Are you going to see guys put up Raul Ibanez -esque numbers like Ibanez did in Philadelphia last season? Of course not. However, good hitters will still succeed in AT&T despite its dimensions. After all, how do you explain Rich Aurilia's 2001 or Barry Bonds? (Well...probably steroids I guess, but let's just ignore that for now).
That point seems to be the case in Sandoval's favor.
Despite AT&T Park's notorious "pitcher-friendly" reputation, Sandoval put up better numbers offensively at home than on the road. While the numbers weren't that much different in a lot of categories (he hit only one more home and four more RBI at home), the numbers tell a different story in one big category: OPS. At AT&T Park in 2009, Sandoval had a 1.012 OPS.
On the road, he only posted a .877 OPS.
Therefore—while AT&T won't exactly be the place for him to hit 40 home runs—the idea that the ballpark will keep him under the 20 home run mark is somewhat ridiculous. Sandoval is a proven hitter in San Francisco, and he will only get better as he continues to feel more comfortable at AT&T Park.
Factor Three: Sandoval's supporting cast will kill his stats
This point I partially agree with.
While the Giants upgraded offensively (that is of course if you consider Aubrey Huff, Mark Derosa and Freddy "Limp Away" Sanchez upgrades...I will concede and say 'yes' for the moment), the team is still far from being a Murderer's Row by any measure. Thus, Sandoval—much like last season—will have little support behind him, not to mention guys on base when he comes to the plate.
Therefore, I believe Sandoval will struggle in one category: RBI.
I don't think he'll hit over 100 mainly because the Giants a.) still have a lineup that will accumulate one awful OBP (compounded even more by Bengie Molina's return) and b.) the Giants' leadoff spot is still undetermined. Seriously, Aaron Rowand is a prime candidate...ouch.
So, anyone banking on Sandoval to eclipse the century mark in RBI probably should think again.
That being said, Sandoval's other categories, such as OPS, batting average, home runs, hits and BB/K ratio, shouldn't be affected by the Giants' mediocre lineup.
If anything, Sandoval could help OTHER guys on the team because chances are pitchers will pitch around him come Opening Day, knowing that he is the Giants real and only legitimate threat.

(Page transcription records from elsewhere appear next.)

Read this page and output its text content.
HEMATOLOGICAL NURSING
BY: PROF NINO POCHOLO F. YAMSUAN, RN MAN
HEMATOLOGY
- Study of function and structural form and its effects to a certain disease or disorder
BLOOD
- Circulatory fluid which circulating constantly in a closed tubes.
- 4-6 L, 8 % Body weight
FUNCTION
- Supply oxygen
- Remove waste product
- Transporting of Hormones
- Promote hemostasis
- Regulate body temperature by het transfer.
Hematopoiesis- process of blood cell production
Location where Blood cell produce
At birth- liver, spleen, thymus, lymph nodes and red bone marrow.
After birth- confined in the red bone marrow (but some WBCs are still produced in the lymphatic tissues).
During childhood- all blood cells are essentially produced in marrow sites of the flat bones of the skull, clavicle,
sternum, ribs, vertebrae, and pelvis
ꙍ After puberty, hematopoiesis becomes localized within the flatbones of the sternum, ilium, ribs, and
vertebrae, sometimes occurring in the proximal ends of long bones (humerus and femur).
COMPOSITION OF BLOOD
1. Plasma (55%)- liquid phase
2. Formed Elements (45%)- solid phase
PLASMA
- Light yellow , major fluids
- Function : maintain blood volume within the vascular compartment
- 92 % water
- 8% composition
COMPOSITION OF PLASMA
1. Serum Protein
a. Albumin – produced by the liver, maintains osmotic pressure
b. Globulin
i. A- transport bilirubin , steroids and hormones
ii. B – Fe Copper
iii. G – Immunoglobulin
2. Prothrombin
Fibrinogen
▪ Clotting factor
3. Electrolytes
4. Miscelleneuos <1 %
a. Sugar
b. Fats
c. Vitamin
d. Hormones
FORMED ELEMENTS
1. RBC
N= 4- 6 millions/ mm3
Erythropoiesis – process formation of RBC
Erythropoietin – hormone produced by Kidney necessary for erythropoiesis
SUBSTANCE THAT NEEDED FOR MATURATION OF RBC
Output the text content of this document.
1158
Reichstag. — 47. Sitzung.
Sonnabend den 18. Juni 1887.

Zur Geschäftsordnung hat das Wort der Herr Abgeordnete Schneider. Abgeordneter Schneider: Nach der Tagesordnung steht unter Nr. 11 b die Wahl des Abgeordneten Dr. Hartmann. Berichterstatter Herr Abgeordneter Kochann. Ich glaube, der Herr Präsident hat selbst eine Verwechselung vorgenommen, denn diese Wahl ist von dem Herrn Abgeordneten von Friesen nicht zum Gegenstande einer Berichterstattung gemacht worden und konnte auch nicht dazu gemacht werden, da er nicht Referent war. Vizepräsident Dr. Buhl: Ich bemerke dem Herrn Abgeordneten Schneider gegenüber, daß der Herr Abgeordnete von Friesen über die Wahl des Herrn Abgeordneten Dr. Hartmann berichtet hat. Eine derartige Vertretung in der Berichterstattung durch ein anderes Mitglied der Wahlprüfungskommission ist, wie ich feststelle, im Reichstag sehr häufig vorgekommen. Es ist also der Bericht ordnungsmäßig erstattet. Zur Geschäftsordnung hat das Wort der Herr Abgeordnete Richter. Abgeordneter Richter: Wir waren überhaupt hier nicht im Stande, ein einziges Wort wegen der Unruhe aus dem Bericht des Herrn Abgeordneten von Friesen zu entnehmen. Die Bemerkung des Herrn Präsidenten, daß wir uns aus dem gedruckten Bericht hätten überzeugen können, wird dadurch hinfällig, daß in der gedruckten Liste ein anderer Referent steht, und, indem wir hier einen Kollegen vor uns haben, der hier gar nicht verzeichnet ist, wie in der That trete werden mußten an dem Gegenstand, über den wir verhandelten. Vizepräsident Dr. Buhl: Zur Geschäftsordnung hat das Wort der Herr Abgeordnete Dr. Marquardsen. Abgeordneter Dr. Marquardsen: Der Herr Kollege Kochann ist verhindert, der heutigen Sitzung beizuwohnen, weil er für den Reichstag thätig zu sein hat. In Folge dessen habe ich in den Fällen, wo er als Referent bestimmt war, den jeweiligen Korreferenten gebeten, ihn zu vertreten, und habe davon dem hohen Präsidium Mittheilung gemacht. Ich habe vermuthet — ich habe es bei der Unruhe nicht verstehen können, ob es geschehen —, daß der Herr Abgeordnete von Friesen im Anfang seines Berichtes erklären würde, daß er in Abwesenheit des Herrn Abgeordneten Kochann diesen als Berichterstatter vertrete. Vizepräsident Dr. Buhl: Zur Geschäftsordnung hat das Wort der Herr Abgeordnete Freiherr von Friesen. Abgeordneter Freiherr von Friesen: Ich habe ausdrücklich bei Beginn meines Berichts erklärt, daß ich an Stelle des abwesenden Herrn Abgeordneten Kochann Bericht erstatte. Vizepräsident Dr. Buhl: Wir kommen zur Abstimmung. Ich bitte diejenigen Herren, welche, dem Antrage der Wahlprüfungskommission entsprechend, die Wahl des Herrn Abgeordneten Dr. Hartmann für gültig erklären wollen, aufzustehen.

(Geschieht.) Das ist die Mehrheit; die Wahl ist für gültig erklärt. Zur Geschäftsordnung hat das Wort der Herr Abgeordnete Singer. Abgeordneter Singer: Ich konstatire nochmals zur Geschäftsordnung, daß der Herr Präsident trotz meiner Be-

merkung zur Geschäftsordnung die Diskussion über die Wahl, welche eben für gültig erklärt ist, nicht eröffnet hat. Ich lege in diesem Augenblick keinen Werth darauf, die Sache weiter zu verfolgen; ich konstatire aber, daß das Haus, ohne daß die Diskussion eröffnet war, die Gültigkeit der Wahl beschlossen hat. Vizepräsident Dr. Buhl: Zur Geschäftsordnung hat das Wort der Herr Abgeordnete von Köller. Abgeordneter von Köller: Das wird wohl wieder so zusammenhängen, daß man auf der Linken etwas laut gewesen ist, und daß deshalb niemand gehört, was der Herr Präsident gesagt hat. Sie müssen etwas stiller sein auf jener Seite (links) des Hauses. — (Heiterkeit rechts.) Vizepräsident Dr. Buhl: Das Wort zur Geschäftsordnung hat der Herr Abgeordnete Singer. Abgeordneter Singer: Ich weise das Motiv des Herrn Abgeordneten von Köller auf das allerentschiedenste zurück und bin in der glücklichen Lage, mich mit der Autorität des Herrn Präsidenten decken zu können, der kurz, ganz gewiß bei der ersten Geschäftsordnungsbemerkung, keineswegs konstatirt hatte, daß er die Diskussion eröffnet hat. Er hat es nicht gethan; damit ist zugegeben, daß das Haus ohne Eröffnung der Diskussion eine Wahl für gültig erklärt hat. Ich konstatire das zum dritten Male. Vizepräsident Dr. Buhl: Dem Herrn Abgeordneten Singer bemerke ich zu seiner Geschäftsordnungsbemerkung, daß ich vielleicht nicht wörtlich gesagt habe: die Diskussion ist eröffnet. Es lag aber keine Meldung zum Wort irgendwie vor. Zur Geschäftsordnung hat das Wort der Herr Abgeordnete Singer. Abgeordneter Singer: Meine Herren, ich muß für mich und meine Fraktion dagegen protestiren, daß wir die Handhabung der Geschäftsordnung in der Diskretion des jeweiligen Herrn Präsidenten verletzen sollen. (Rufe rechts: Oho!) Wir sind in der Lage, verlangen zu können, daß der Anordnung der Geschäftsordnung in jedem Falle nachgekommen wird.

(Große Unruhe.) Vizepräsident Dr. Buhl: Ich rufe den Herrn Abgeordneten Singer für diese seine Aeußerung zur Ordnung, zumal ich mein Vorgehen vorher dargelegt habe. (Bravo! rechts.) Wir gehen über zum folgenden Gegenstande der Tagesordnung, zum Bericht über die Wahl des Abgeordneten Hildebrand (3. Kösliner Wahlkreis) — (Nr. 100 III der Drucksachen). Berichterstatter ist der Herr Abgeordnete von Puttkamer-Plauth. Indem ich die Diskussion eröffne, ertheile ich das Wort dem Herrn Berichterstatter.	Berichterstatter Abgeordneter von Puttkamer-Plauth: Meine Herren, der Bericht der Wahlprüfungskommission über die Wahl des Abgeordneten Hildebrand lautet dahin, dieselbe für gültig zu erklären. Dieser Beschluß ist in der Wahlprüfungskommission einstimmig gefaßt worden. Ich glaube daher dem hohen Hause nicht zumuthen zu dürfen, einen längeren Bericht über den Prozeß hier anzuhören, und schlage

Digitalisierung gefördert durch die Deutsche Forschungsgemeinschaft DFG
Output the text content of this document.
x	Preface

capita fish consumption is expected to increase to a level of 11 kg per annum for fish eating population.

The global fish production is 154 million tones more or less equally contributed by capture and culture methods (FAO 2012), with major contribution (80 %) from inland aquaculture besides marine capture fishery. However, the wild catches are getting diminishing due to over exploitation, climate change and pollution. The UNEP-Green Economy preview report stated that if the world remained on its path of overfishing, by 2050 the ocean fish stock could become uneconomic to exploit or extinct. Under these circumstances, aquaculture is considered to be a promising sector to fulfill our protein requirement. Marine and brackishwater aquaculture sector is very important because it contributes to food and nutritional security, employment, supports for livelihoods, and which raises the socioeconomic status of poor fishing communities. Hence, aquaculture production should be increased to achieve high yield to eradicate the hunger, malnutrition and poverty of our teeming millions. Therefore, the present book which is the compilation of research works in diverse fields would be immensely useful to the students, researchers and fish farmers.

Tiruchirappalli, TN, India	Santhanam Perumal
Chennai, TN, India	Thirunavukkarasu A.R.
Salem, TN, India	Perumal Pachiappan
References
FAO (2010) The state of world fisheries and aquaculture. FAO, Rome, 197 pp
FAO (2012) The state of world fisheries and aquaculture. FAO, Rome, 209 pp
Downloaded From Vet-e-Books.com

Sandoval will get on base, and guys like Huff and Derosa will get the opportunities to drive him in (whether or not they DO drive him in of course is a different story).
There really is a lot to like about Sandoval next year, and in my mind, the CHONE and Marcel Projections underestimate his ability a little too much.
Will Sandoval be the second-coming of Albert Pujols like Willie McCovey coyly implied last season? Probably not —or at least not by next season—but Sandoval will still prove in 2010 that 2009 was no fluke.